While attempting to reproduce at 2.0.8, I was able to produce a similar, but different issue. When a write fails on a connection, Connection#writeHandler will call defunct on the Connection. In Connection#defunct, if the host for that connection is considered down PooledConnection#notifyOwnerWhenDefunct is called. This triggers the HostConnectionPool to close it's transport which closes all of it's connections. When closing each connection it needs to acquire the write lock on the channel.
The issue arises if you have multiple writes fail concurrently on a separate connection for the same host. In this situation each netty worker holds the writeLock for it's channel that has the failed write, so when it goes to close the other channels it will not be able to acquire the writeLock for the channel held by the other worker(s).

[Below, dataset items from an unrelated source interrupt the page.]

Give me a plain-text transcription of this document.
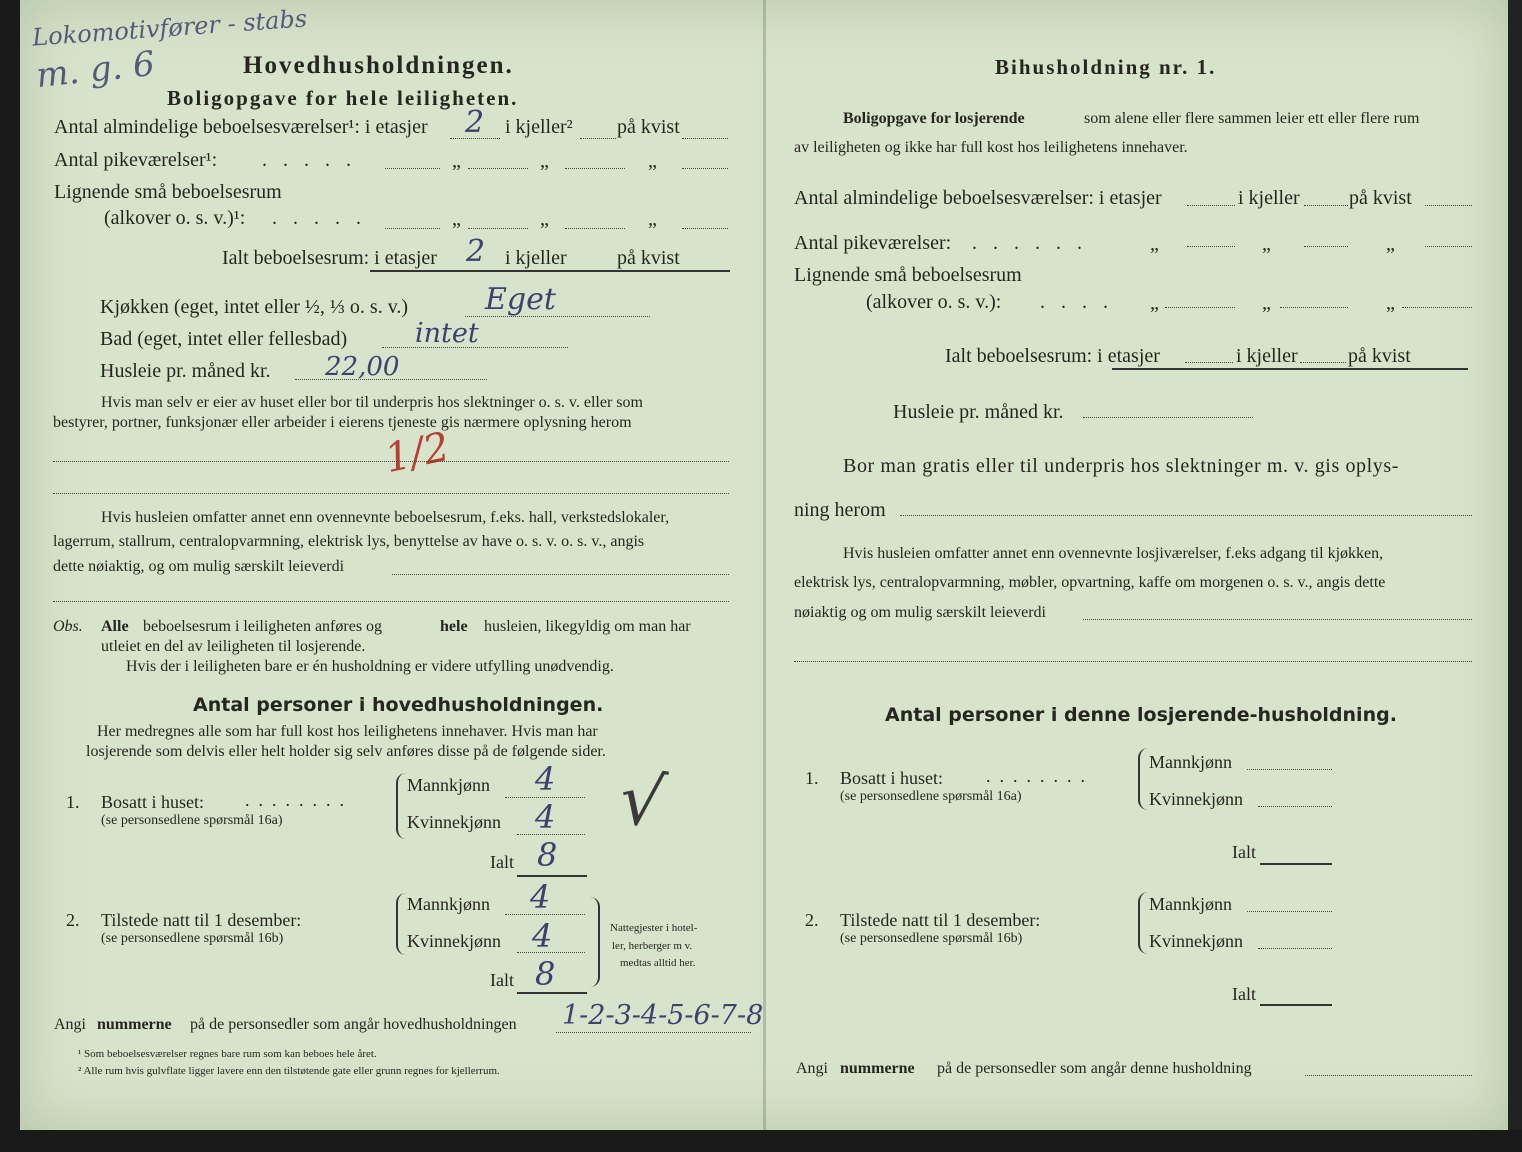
Lokomotivfører - stabs
m. g. 6	Hovedhusholdningen.
Boligopgave for hele leiligheten.
Antal almindelige beboelsesværelser¹: i etasjer 2 i kjeller² på kvist
Antal pikeværelser¹: .....	„	„	„
Lignende små beboelsesrum
(alkover o. s. v.)¹: .....	„	„	„
Ialt beboelsesrum: i etasjer 2 i kjeller	på kvist
Kjøkken (eget, intet eller ½, ⅓ o. s. v.)	Eget
Bad (eget, intet eller fellesbad)	intet
Husleie pr. måned kr. 22,00
Hvis man selv er eier av huset eller bor til underpris hos slektninger o. s. v. eller som
bestyrer, portner, funksjonær eller arbeider i eierens tjeneste gis nærmere oplysning herom
1/2
Hvis husleien omfatter annet enn ovennevnte beboelsesrum, f.eks. hall, verkstedslokaler,
lagerrum, stallrum, centralopvarmning, elektrisk lys, benyttelse av have o. s. v. o. s. v., angis
dette nøiaktig, og om mulig særskilt leieverdi
Obs. Alle beboelsesrum i leiligheten anføres og	hele husleien, likegyldig om man har
utleiet en del av leiligheten til losjerende.
Hvis der i leiligheten bare er én husholdning er videre utfylling unødvendig.
Antal personer i hovedhusholdningen.
Her medregnes alle som har full kost hos leilighetens innehaver. Hvis man har
losjerende som delvis eller helt holder sig selv anføres disse på de følgende sider.
1. Bosatt i huset: ........
(se personsedlene spørsmål 16a)
Mannkjønn 4
Kvinnekjønn 4
Ialt 8
√
2. Tilstede natt til 1 desember:
(se personsedlene spørsmål 16b)
Mannkjønn 4
Kvinnekjønn 4
Ialt 8
Nattegjester i hotel-
ler, herberger m v.
medtas alltid her.
Angi nummerne på de personsedler som angår hovedhusholdningen 1-2-3-4-5-6-7-8
¹ Som beboelsesværelser regnes bare rum som kan beboes hele året.
² Alle rum hvis gulvflate ligger lavere enn den tilstøtende gate eller grunn regnes for kjellerrum.
Bihusholdning nr. 1.
Boligopgave for losjerende	som alene eller flere sammen leier ett eller flere rum
av leiligheten og ikke har full kost hos leilighetens innehaver.
Antal almindelige beboelsesværelser: i etasjer	i kjeller på kvist
Antal pikeværelser: ......	„	„	„
Lignende små beboelsesrum
(alkover o. s. v.): .... „	„	„
Ialt beboelsesrum: i etasjer	i kjeller	på kvist
Husleie pr. måned kr.
Bor man gratis eller til underpris hos slektninger m. v. gis oplys-
ning herom
Hvis husleien omfatter annet enn ovennevnte losjiværelser, f.eks adgang til kjøkken,
elektrisk lys, centralopvarmning, møbler, opvartning, kaffe om morgenen o. s. v., angis dette
nøiaktig og om mulig særskilt leieverdi
Antal personer i denne losjerende-husholdning.
1. Bosatt i huset: ........
(se personsedlene spørsmål 16a)
Mannkjønn
Kvinnekjønn
Ialt
2. Tilstede natt til 1 desember:
(se personsedlene spørsmål 16b)
Mannkjønn
Kvinnekjønn
Ialt
Angi nummerne på de personsedler som angår denne husholdning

I verified that both channel.writeLock objects belonged to different channels on the same destination host by doing a heap dump.
I was able to produce this by disabling a network interface belonging to a CCM node while running a stress test.
3 node ccm cluster running cassandra 2.0.8
I can reproduce this rather quickly on a 3 node cluster (0-5 minutes typically) with a targeted test scenario that injects connection resets on multiple connections simultaneously between a client connection and a particular host on both 2.0.8 and 2.1.3 driver versions. Could not reproduce with fix on 2.0 and 2.1 branch, marking as resolved.